L'agence de développement "Luxembourg for Finance" souffle mercredi soir ses 10 bougies, en présence notamment du Grand-Duc héritier Guillaume.

"Rien que ces derniers temps, nous avons eu 230 réunions dans le contexte du Brexit", a précisé le CEO de Luxembourg for Finance, Nicolas Mackel, mercredi matin lors d'une conférence de presse. Jusqu'à présent, la sortie annoncée de l'Union européenne de la Grande Bretagne a attiré à Luxembourg 10 compagnies d'assurances et 4 grandes banques, qui étaient auparavant à Londres. Plusieurs projets sont encore dans les tuyaux, mais ils ne sont pas encore suffisamment aboutis pour en parler.

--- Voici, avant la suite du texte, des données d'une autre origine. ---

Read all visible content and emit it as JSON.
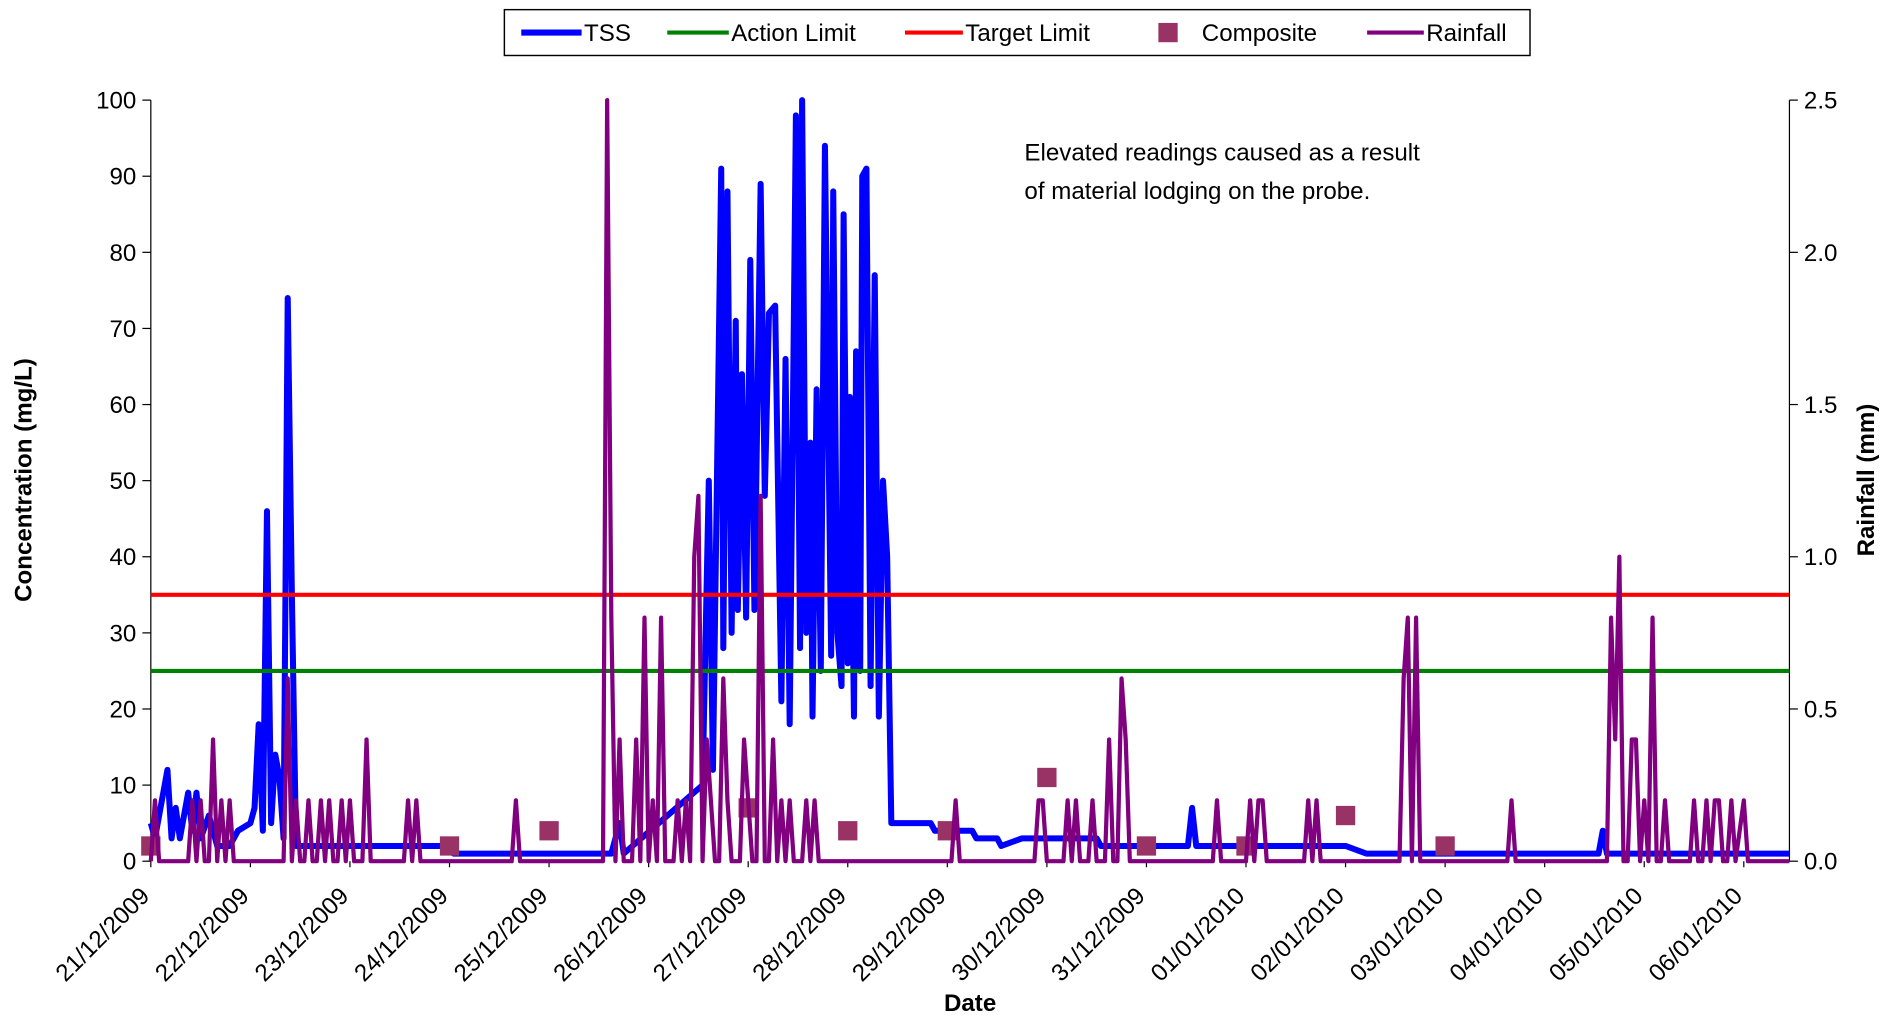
{
  "chart_data": {
    "type": "line",
    "xlabel": "Date",
    "ylabel": "Concentration (mg/L)",
    "y2label": "Rainfall (mm)",
    "annotation": [
      "Elevated readings caused as a result",
      "of material lodging on the probe."
    ],
    "legend": "top",
    "xlim": [
      "2009-12-21T00:00",
      "2010-01-06T11:00"
    ],
    "xticks": [
      {
        "value": "2009-12-21T00:00",
        "label": "21/12/2009"
      },
      {
        "value": "2009-12-22T00:00",
        "label": "22/12/2009"
      },
      {
        "value": "2009-12-23T00:00",
        "label": "23/12/2009"
      },
      {
        "value": "2009-12-24T00:00",
        "label": "24/12/2009"
      },
      {
        "value": "2009-12-25T00:00",
        "label": "25/12/2009"
      },
      {
        "value": "2009-12-26T00:00",
        "label": "26/12/2009"
      },
      {
        "value": "2009-12-27T00:00",
        "label": "27/12/2009"
      },
      {
        "value": "2009-12-28T00:00",
        "label": "28/12/2009"
      },
      {
        "value": "2009-12-29T00:00",
        "label": "29/12/2009"
      },
      {
        "value": "2009-12-30T00:00",
        "label": "30/12/2009"
      },
      {
        "value": "2009-12-31T00:00",
        "label": "31/12/2009"
      },
      {
        "value": "2010-01-01T00:00",
        "label": "01/01/2010"
      },
      {
        "value": "2010-01-02T00:00",
        "label": "02/01/2010"
      },
      {
        "value": "2010-01-03T00:00",
        "label": "03/01/2010"
      },
      {
        "value": "2010-01-04T00:00",
        "label": "04/01/2010"
      },
      {
        "value": "2010-01-05T00:00",
        "label": "05/01/2010"
      },
      {
        "value": "2010-01-06T00:00",
        "label": "06/01/2010"
      }
    ],
    "ylim": [
      0,
      100
    ],
    "yticks": [
      0,
      10,
      20,
      30,
      40,
      50,
      60,
      70,
      80,
      90,
      100
    ],
    "y2lim": [
      0,
      2.5
    ],
    "y2ticks": [
      {
        "value": 0,
        "label": "0.0"
      },
      {
        "value": 0.5,
        "label": "0.5"
      },
      {
        "value": 1,
        "label": "1.0"
      },
      {
        "value": 1.5,
        "label": "1.5"
      },
      {
        "value": 2,
        "label": "2.0"
      },
      {
        "value": 2.5,
        "label": "2.5"
      }
    ],
    "series": [
      {
        "name": "TSS",
        "type": "line",
        "color": "#0000ff",
        "x": [
          "2009-12-21T00:00",
          "2009-12-21T01:00",
          "2009-12-21T04:00",
          "2009-12-21T05:00",
          "2009-12-21T06:00",
          "2009-12-21T07:00",
          "2009-12-21T09:00",
          "2009-12-21T10:00",
          "2009-12-21T11:00",
          "2009-12-21T12:00",
          "2009-12-21T14:00",
          "2009-12-21T16:00",
          "2009-12-21T19:00",
          "2009-12-21T21:00",
          "2009-12-22T00:00",
          "2009-12-22T01:00",
          "2009-12-22T02:00",
          "2009-12-22T03:00",
          "2009-12-22T04:00",
          "2009-12-22T05:00",
          "2009-12-22T06:00",
          "2009-12-22T07:00",
          "2009-12-22T08:00",
          "2009-12-22T09:00",
          "2009-12-22T10:00",
          "2009-12-22T11:00",
          "2009-12-24T00:00",
          "2009-12-24T01:00",
          "2009-12-25T15:00",
          "2009-12-25T17:00",
          "2009-12-25T18:00",
          "2009-12-26T13:00",
          "2009-12-26T14:30",
          "2009-12-26T15:30",
          "2009-12-26T17:30",
          "2009-12-26T18:00",
          "2009-12-26T19:00",
          "2009-12-26T20:00",
          "2009-12-26T21:00",
          "2009-12-26T21:30",
          "2009-12-26T22:30",
          "2009-12-26T23:30",
          "2009-12-27T00:30",
          "2009-12-27T01:30",
          "2009-12-27T03:00",
          "2009-12-27T04:00",
          "2009-12-27T05:00",
          "2009-12-27T06:30",
          "2009-12-27T08:00",
          "2009-12-27T09:00",
          "2009-12-27T10:00",
          "2009-12-27T11:00",
          "2009-12-27T11:30",
          "2009-12-27T12:30",
          "2009-12-27T13:00",
          "2009-12-27T14:00",
          "2009-12-27T15:00",
          "2009-12-27T15:30",
          "2009-12-27T16:30",
          "2009-12-27T17:30",
          "2009-12-27T18:30",
          "2009-12-27T20:00",
          "2009-12-27T20:30",
          "2009-12-27T21:30",
          "2009-12-27T22:30",
          "2009-12-27T23:00",
          "2009-12-28T00:00",
          "2009-12-28T00:30",
          "2009-12-28T01:30",
          "2009-12-28T02:00",
          "2009-12-28T03:00",
          "2009-12-28T03:30",
          "2009-12-28T04:30",
          "2009-12-28T05:30",
          "2009-12-28T06:30",
          "2009-12-28T07:30",
          "2009-12-28T08:30",
          "2009-12-28T09:30",
          "2009-12-28T10:30",
          "2009-12-28T20:00",
          "2009-12-28T21:00",
          "2009-12-29T06:00",
          "2009-12-29T07:00",
          "2009-12-29T12:00",
          "2009-12-29T13:00",
          "2009-12-29T18:00",
          "2009-12-30T12:00",
          "2009-12-30T13:00",
          "2009-12-31T10:00",
          "2009-12-31T11:00",
          "2009-12-31T12:00",
          "2010-01-02T00:00",
          "2010-01-02T05:00",
          "2010-01-04T13:00",
          "2010-01-04T14:00",
          "2010-01-04T15:00",
          "2010-01-06T11:00"
        ],
        "values": [
          5,
          3,
          12,
          3,
          7,
          3,
          9,
          4,
          9,
          3,
          6,
          2,
          2,
          4,
          5,
          7,
          18,
          4,
          46,
          5,
          14,
          11,
          3,
          74,
          35,
          2,
          2,
          1,
          1,
          5,
          1,
          10,
          50,
          12,
          91,
          28,
          88,
          30,
          71,
          33,
          64,
          32,
          79,
          33,
          89,
          48,
          72,
          73,
          21,
          66,
          18,
          71,
          98,
          28,
          100,
          30,
          55,
          19,
          62,
          25,
          94,
          27,
          88,
          30,
          23,
          85,
          26,
          61,
          19,
          67,
          25,
          90,
          91,
          23,
          77,
          19,
          50,
          40,
          5,
          5,
          4,
          4,
          3,
          3,
          2,
          3,
          3,
          2,
          2,
          7,
          2,
          2,
          1,
          1,
          4,
          1,
          1
        ]
      },
      {
        "name": "Action Limit",
        "type": "hline",
        "color": "#008000",
        "value": 25
      },
      {
        "name": "Target Limit",
        "type": "hline",
        "color": "#ff0000",
        "value": 35
      },
      {
        "name": "Composite",
        "type": "scatter",
        "color": "#993366",
        "x": [
          "2009-12-21T00:00",
          "2009-12-24T00:00",
          "2009-12-25T00:00",
          "2009-12-27T00:00",
          "2009-12-28T00:00",
          "2009-12-29T00:00",
          "2009-12-30T00:00",
          "2009-12-31T00:00",
          "2010-01-01T00:00",
          "2010-01-02T00:00",
          "2010-01-03T00:00"
        ],
        "values": [
          2,
          2,
          4,
          7,
          4,
          4,
          11,
          2,
          2,
          6,
          2
        ]
      },
      {
        "name": "Rainfall",
        "type": "line",
        "axis": "y2",
        "color": "#800080",
        "x": [
          "2009-12-21T00:00",
          "2009-12-21T01:00",
          "2009-12-21T02:00",
          "2009-12-21T09:00",
          "2009-12-21T10:00",
          "2009-12-21T11:00",
          "2009-12-21T12:00",
          "2009-12-21T13:00",
          "2009-12-21T14:00",
          "2009-12-21T15:00",
          "2009-12-21T16:00",
          "2009-12-21T17:00",
          "2009-12-21T18:00",
          "2009-12-21T19:00",
          "2009-12-21T20:00",
          "2009-12-22T08:00",
          "2009-12-22T09:00",
          "2009-12-22T10:00",
          "2009-12-22T11:00",
          "2009-12-22T12:00",
          "2009-12-22T13:00",
          "2009-12-22T14:00",
          "2009-12-22T15:00",
          "2009-12-22T16:00",
          "2009-12-22T17:00",
          "2009-12-22T18:00",
          "2009-12-22T19:00",
          "2009-12-22T20:00",
          "2009-12-22T21:00",
          "2009-12-22T22:00",
          "2009-12-22T23:00",
          "2009-12-23T00:00",
          "2009-12-23T01:00",
          "2009-12-23T03:00",
          "2009-12-23T04:00",
          "2009-12-23T05:00",
          "2009-12-23T13:00",
          "2009-12-23T14:00",
          "2009-12-23T15:00",
          "2009-12-23T16:00",
          "2009-12-23T17:00",
          "2009-12-24T15:00",
          "2009-12-24T16:00",
          "2009-12-24T17:00",
          "2009-12-25T13:00",
          "2009-12-25T14:00",
          "2009-12-25T15:00",
          "2009-12-25T16:00",
          "2009-12-25T17:00",
          "2009-12-25T18:00",
          "2009-12-25T20:00",
          "2009-12-25T21:00",
          "2009-12-25T22:00",
          "2009-12-25T23:00",
          "2009-12-26T00:00",
          "2009-12-26T01:00",
          "2009-12-26T02:00",
          "2009-12-26T03:00",
          "2009-12-26T04:00",
          "2009-12-26T06:00",
          "2009-12-26T07:00",
          "2009-12-26T08:00",
          "2009-12-26T09:00",
          "2009-12-26T10:00",
          "2009-12-26T11:00",
          "2009-12-26T12:00",
          "2009-12-26T13:00",
          "2009-12-26T14:00",
          "2009-12-26T15:00",
          "2009-12-26T16:00",
          "2009-12-26T17:00",
          "2009-12-26T18:00",
          "2009-12-26T19:00",
          "2009-12-26T20:00",
          "2009-12-26T22:00",
          "2009-12-26T23:00",
          "2009-12-27T00:00",
          "2009-12-27T01:00",
          "2009-12-27T02:00",
          "2009-12-27T03:00",
          "2009-12-27T04:00",
          "2009-12-27T05:00",
          "2009-12-27T06:00",
          "2009-12-27T07:00",
          "2009-12-27T08:00",
          "2009-12-27T09:00",
          "2009-12-27T10:00",
          "2009-12-27T11:00",
          "2009-12-27T13:00",
          "2009-12-27T14:00",
          "2009-12-27T15:00",
          "2009-12-27T16:00",
          "2009-12-27T17:00",
          "2009-12-29T01:00",
          "2009-12-29T02:00",
          "2009-12-29T03:00",
          "2009-12-29T21:00",
          "2009-12-29T22:00",
          "2009-12-29T23:00",
          "2009-12-30T00:00",
          "2009-12-30T04:00",
          "2009-12-30T05:00",
          "2009-12-30T06:00",
          "2009-12-30T07:00",
          "2009-12-30T08:00",
          "2009-12-30T10:00",
          "2009-12-30T11:00",
          "2009-12-30T12:00",
          "2009-12-30T14:00",
          "2009-12-30T15:00",
          "2009-12-30T16:00",
          "2009-12-30T17:00",
          "2009-12-30T18:00",
          "2009-12-30T19:00",
          "2009-12-30T20:00",
          "2009-12-31T16:00",
          "2009-12-31T17:00",
          "2009-12-31T18:00",
          "2010-01-01T00:00",
          "2010-01-01T01:00",
          "2010-01-01T02:00",
          "2010-01-01T03:00",
          "2010-01-01T04:00",
          "2010-01-01T05:00",
          "2010-01-01T14:00",
          "2010-01-01T15:00",
          "2010-01-01T16:00",
          "2010-01-01T17:00",
          "2010-01-01T18:00",
          "2010-01-02T13:00",
          "2010-01-02T14:00",
          "2010-01-02T15:00",
          "2010-01-02T16:00",
          "2010-01-02T17:00",
          "2010-01-02T18:00",
          "2010-01-03T15:00",
          "2010-01-03T16:00",
          "2010-01-03T17:00",
          "2010-01-04T15:00",
          "2010-01-04T16:00",
          "2010-01-04T17:00",
          "2010-01-04T18:00",
          "2010-01-04T19:00",
          "2010-01-04T20:00",
          "2010-01-04T21:00",
          "2010-01-04T22:00",
          "2010-01-04T23:00",
          "2010-01-05T00:00",
          "2010-01-05T01:00",
          "2010-01-05T02:00",
          "2010-01-05T03:00",
          "2010-01-05T04:00",
          "2010-01-05T05:00",
          "2010-01-05T06:00",
          "2010-01-05T11:00",
          "2010-01-05T12:00",
          "2010-01-05T13:00",
          "2010-01-05T14:00",
          "2010-01-05T15:00",
          "2010-01-05T16:00",
          "2010-01-05T17:00",
          "2010-01-05T18:00",
          "2010-01-05T19:00",
          "2010-01-05T20:00",
          "2010-01-05T21:00",
          "2010-01-05T22:00",
          "2010-01-06T00:00",
          "2010-01-06T01:00",
          "2010-01-06T11:00"
        ],
        "values": [
          0,
          0.2,
          0,
          0,
          0.2,
          0,
          0.2,
          0,
          0,
          0.4,
          0,
          0.2,
          0,
          0.2,
          0,
          0,
          0.6,
          0,
          0.2,
          0,
          0,
          0.2,
          0,
          0,
          0.2,
          0,
          0.2,
          0,
          0,
          0.2,
          0,
          0.2,
          0,
          0,
          0.4,
          0,
          0,
          0.2,
          0,
          0.2,
          0,
          0,
          0.2,
          0,
          0,
          2.5,
          0.8,
          0,
          0.4,
          0,
          0,
          0.4,
          0,
          0.8,
          0,
          0.2,
          0,
          0.8,
          0,
          0,
          0.2,
          0,
          0.2,
          0,
          1.0,
          1.2,
          0,
          0.4,
          0.2,
          0,
          0,
          0.6,
          0.2,
          0,
          0,
          0.4,
          0.2,
          0,
          0,
          1.2,
          0,
          0,
          0.4,
          0,
          0.2,
          0,
          0.2,
          0,
          0,
          0.2,
          0,
          0.2,
          0,
          0,
          0.2,
          0,
          0,
          0.2,
          0.2,
          0,
          0,
          0.2,
          0,
          0.2,
          0,
          0,
          0.2,
          0,
          0,
          0.4,
          0,
          0,
          0.6,
          0.4,
          0,
          0,
          0.2,
          0,
          0,
          0.2,
          0,
          0.2,
          0.2,
          0,
          0,
          0.2,
          0,
          0.2,
          0,
          0,
          0.6,
          0.8,
          0,
          0.8,
          0,
          0,
          0.2,
          0,
          0,
          0.8,
          0.4,
          1.0,
          0,
          0,
          0.4,
          0.4,
          0,
          0.2,
          0,
          0.8,
          0,
          0,
          0.2,
          0,
          0,
          0.2,
          0,
          0,
          0.2,
          0,
          0.2,
          0.2,
          0,
          0,
          0.2,
          0,
          0.2,
          0,
          0
        ]
      }
    ]
  }
}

Ses responsables voient l'avenir de la place financière d'une part dans la "finance verte" et d'autre part, dans les fintechs. "Les produits financiers électroniques sont en train de révolutionner le monde de la finance. Le Luxembourg a posé de véritables jalons pour être actif dans ce domaine", a souligné Pierre Gramegna.

Il y a un an et demi a été fondée la Luxembourgish House of Financial Technology. Entretemps, 15 sociétés fintechs l'ont rejointe et des douzaines attendraient à la porte, selon le ministre des Finances.

Luxembourg for Finance souhaite aller chercher de nouveaux acteurs à l'étranger avec encore plus d'énergie. La place financière doit davantage s'internationaliser.

Et là, c'est l'Asie qu'il faut particulièrement viser, à commencer par la Chine. Pierre Gramegna sera d'ailleurs la semaine prochaine à Hongkong pour participer à l'"Asian Financial Forum".